Some student projects have resulted in social, political, or policy change. Two such projects are the Hmong Grave Desecration Project and Child Protection International. Read about these initiatives and more below.
Human Writes: A Human Rights Blog
Human Writes is a student-led platform for human rights analysis and advocacy, supported by the Human Rights Program and organized by its Undergraduate Working Group. It is an outlet for the student body to express, address, and advocate for issues pertaining to human rights. Human Writes is dedicated to challenging injustice, uplifting the dignity of individuals, promoting inclusivity, and amplifying young and emerging voices within the human rights advocacy movement. Read more on the blog.
Undergraduate Activism
Students pursuing a B.A. in Global Studies can select a human rights concentration and take classes taught by human rights faculty members, like International Human Rights Law, Human Rights Internship, and more. Our Fraser Fellowships give students the opportunity to participate in a summer internship with local human rights organizations like Global Rights for Women and the Advocates for Human Rights. The Undergraduate Research Opportunities Program (UROP) and Dean’s First-Year Research & Creative Scholars (DFRACS) fund human rights students to participate in faculty-mentored research. With the recent addition of the HRP Undergraduate Working Group, now, undergrads can be involved in advocacy and organizing, planning events, and ensuring that the voices of undergrads are included in decisions shaping the curriculum and programming of HRP.

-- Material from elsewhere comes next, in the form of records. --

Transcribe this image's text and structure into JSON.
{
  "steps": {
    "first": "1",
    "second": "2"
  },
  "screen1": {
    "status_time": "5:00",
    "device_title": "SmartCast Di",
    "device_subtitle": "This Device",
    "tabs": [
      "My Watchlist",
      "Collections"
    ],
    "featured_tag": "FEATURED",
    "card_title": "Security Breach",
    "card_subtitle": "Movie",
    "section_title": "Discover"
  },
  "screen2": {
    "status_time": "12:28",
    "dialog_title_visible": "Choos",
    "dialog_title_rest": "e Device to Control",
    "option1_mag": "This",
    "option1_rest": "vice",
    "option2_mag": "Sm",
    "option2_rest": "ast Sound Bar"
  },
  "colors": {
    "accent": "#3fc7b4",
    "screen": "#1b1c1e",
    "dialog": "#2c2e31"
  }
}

Child Protection International
Child Protection International (CPI) began in response to one incident in a remote town of Southern Sudan. In October 2007, University of Minnesota graduate student Gabriel Kou Solomon learned that his two nieces were violently abducted by armed men during a cattle raid on their village. Students affiliated with the Human Rights Program joined together to advocate for the rescue of the two girls by launching the Save Yar Campaign. The campaign grew into an international non-governmental organization.
CPI worked to end systematic child abduction and address its root causes.

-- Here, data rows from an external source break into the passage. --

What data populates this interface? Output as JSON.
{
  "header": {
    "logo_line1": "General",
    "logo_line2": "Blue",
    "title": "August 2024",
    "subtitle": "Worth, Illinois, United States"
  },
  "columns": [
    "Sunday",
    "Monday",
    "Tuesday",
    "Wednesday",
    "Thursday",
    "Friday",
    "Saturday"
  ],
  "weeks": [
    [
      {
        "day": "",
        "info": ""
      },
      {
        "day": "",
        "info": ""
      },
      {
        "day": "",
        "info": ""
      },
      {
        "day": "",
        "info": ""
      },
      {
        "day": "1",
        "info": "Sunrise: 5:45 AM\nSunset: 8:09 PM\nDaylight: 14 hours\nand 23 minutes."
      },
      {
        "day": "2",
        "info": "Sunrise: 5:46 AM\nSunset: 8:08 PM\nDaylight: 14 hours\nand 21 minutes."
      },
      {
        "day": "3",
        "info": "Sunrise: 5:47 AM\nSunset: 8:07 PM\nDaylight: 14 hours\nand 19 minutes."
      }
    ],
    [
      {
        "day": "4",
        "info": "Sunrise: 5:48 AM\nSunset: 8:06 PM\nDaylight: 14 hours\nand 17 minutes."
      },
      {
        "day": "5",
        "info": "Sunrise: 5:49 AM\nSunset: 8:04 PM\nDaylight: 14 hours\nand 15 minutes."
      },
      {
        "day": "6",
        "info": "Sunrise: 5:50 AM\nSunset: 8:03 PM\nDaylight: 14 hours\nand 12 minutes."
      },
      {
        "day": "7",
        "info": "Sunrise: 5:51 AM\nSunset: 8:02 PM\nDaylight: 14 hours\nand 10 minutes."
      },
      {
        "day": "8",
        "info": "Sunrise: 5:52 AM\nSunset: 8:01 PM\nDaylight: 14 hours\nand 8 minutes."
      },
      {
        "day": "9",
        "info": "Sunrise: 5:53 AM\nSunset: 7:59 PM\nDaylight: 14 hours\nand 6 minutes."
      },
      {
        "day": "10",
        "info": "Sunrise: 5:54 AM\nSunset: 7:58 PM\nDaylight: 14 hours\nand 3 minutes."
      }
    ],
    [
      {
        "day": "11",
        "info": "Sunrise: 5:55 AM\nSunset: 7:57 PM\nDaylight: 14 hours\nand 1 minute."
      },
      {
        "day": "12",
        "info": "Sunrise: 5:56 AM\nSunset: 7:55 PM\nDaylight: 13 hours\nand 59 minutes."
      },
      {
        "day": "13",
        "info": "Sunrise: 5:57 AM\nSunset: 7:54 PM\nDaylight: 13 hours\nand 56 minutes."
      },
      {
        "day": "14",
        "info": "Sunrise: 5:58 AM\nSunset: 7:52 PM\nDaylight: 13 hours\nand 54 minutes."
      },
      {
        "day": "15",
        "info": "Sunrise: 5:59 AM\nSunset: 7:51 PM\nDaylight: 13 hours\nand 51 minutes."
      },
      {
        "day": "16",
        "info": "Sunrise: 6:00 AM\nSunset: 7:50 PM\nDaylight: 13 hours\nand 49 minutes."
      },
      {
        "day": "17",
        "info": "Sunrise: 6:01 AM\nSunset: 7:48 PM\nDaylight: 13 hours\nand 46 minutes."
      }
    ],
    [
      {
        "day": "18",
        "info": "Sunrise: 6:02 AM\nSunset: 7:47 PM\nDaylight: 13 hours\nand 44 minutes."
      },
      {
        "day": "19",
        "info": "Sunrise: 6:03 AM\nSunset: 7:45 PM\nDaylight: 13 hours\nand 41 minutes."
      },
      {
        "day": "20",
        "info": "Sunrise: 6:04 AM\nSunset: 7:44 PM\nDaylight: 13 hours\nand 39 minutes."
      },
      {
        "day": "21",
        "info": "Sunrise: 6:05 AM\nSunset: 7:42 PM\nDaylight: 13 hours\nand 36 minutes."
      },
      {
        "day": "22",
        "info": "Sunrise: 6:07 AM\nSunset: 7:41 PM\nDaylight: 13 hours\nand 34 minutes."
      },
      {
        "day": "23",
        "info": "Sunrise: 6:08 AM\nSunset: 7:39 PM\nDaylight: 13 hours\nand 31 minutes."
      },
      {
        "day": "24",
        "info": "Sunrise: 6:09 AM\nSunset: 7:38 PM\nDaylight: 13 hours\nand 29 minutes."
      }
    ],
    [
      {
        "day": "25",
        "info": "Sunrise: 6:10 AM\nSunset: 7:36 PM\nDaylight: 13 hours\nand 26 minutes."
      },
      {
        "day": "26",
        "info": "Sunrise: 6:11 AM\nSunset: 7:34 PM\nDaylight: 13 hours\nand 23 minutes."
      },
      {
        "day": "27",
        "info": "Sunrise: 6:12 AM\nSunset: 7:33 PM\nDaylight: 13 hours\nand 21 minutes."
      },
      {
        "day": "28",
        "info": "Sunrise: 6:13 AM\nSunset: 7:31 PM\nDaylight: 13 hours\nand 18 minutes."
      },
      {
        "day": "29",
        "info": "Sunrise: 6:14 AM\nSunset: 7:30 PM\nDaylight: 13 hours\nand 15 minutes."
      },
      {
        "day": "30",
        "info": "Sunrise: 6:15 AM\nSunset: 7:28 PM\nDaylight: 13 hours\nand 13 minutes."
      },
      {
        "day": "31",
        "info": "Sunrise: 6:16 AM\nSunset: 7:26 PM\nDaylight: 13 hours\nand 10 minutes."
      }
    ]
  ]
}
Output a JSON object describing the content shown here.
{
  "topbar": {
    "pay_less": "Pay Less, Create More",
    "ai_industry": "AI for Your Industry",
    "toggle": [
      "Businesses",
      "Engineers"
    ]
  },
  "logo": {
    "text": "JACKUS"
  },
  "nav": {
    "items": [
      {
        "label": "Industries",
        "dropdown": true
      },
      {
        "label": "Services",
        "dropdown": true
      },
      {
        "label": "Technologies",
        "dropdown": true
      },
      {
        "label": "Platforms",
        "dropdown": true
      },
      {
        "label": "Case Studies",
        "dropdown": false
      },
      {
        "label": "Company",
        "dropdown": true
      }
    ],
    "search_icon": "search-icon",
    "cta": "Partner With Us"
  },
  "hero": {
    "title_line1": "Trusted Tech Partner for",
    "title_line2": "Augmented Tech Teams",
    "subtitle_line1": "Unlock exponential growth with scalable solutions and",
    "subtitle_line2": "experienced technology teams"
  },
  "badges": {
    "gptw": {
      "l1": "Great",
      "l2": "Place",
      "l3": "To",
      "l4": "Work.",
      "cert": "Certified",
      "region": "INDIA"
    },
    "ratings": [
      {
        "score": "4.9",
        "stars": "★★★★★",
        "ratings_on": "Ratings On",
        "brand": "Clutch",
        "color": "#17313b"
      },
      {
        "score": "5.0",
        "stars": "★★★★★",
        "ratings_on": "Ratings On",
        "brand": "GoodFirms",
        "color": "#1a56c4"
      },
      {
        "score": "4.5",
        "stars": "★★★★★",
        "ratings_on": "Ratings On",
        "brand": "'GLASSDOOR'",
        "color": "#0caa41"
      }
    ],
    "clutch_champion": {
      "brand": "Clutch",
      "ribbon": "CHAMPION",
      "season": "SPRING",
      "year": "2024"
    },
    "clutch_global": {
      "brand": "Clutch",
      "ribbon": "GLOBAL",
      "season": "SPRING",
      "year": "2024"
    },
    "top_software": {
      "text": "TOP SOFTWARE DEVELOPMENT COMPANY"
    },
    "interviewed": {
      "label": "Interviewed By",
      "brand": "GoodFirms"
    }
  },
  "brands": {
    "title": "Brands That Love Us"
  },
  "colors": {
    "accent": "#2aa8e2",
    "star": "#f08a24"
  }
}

To learn more about the work of CPI visit our Child Protection International project page.
Hmong Grave Desecration
For over twenty years a Buddhist temple in Thailand, Wat Tham Krabok, hosted a makeshift refugee camp for Hmong people who had fled Laos and feared forced repatriation. In the early 2000s the majority of these refugees were resettled in the United States
It is estimated that there were approximately 2,000 Hmong refugees buried on the grounds of Wat Tham Krabok and other private land adjacent to the monastery. In mid-October 2005, a number of organizations began exhuming the graves; a violation of the religious rights of the Hmong people.

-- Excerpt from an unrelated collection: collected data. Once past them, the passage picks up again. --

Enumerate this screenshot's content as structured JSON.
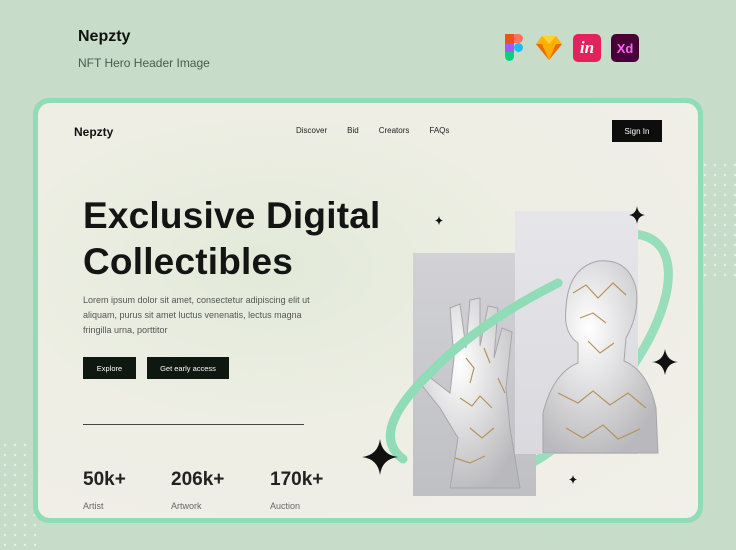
{
  "meta": {
    "title": "Nepzty",
    "subtitle": "NFT Hero Header Image"
  },
  "tools": [
    {
      "icon": "figma-icon",
      "label": ""
    },
    {
      "icon": "sketch-icon",
      "label": ""
    },
    {
      "icon": "invision-icon",
      "label": "in"
    },
    {
      "icon": "adobe-xd-icon",
      "label": "Xd"
    }
  ],
  "nav": {
    "logo": "Nepzty",
    "links": [
      "Discover",
      "Bid",
      "Creators",
      "FAQs"
    ],
    "signin": "Sign In"
  },
  "hero": {
    "headline_line1": "Exclusive Digital",
    "headline_line2": "Collectibles",
    "description": "Lorem ipsum dolor sit amet, consectetur adipiscing elit ut aliquam, purus sit amet luctus venenatis, lectus magna fringilla urna, porttitor",
    "explore": "Explore",
    "early_access": "Get early access"
  },
  "stats": [
    {
      "value": "50k+",
      "label": "Artist"
    },
    {
      "value": "206k+",
      "label": "Artwork"
    },
    {
      "value": "170k+",
      "label": "Auction"
    }
  ],
  "colors": {
    "background": "#c7dcc9",
    "accent": "#8fdcb6",
    "button": "#0f1711"
  }
}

Former Program Director Frey, along with her undergraduate students, worked with the Hmong community to develop a plan for addressing this violation of religious rights. Students worked with the community to collect testimony from over 170 affected individuals and used this information to develop a campaign which included a variety of activities and actions which culminated in a site visit of the United Nations Special Rapporteur on the situation of human rights and fundamental freedoms of indigenous people. THe Special Rapporteur, Professor James Anaya, visited Minnesota on December 10, 2008, to hear testimony concerning the desecration of Hmong graves at Wat Tham Krabok in Saraburi, Thailand.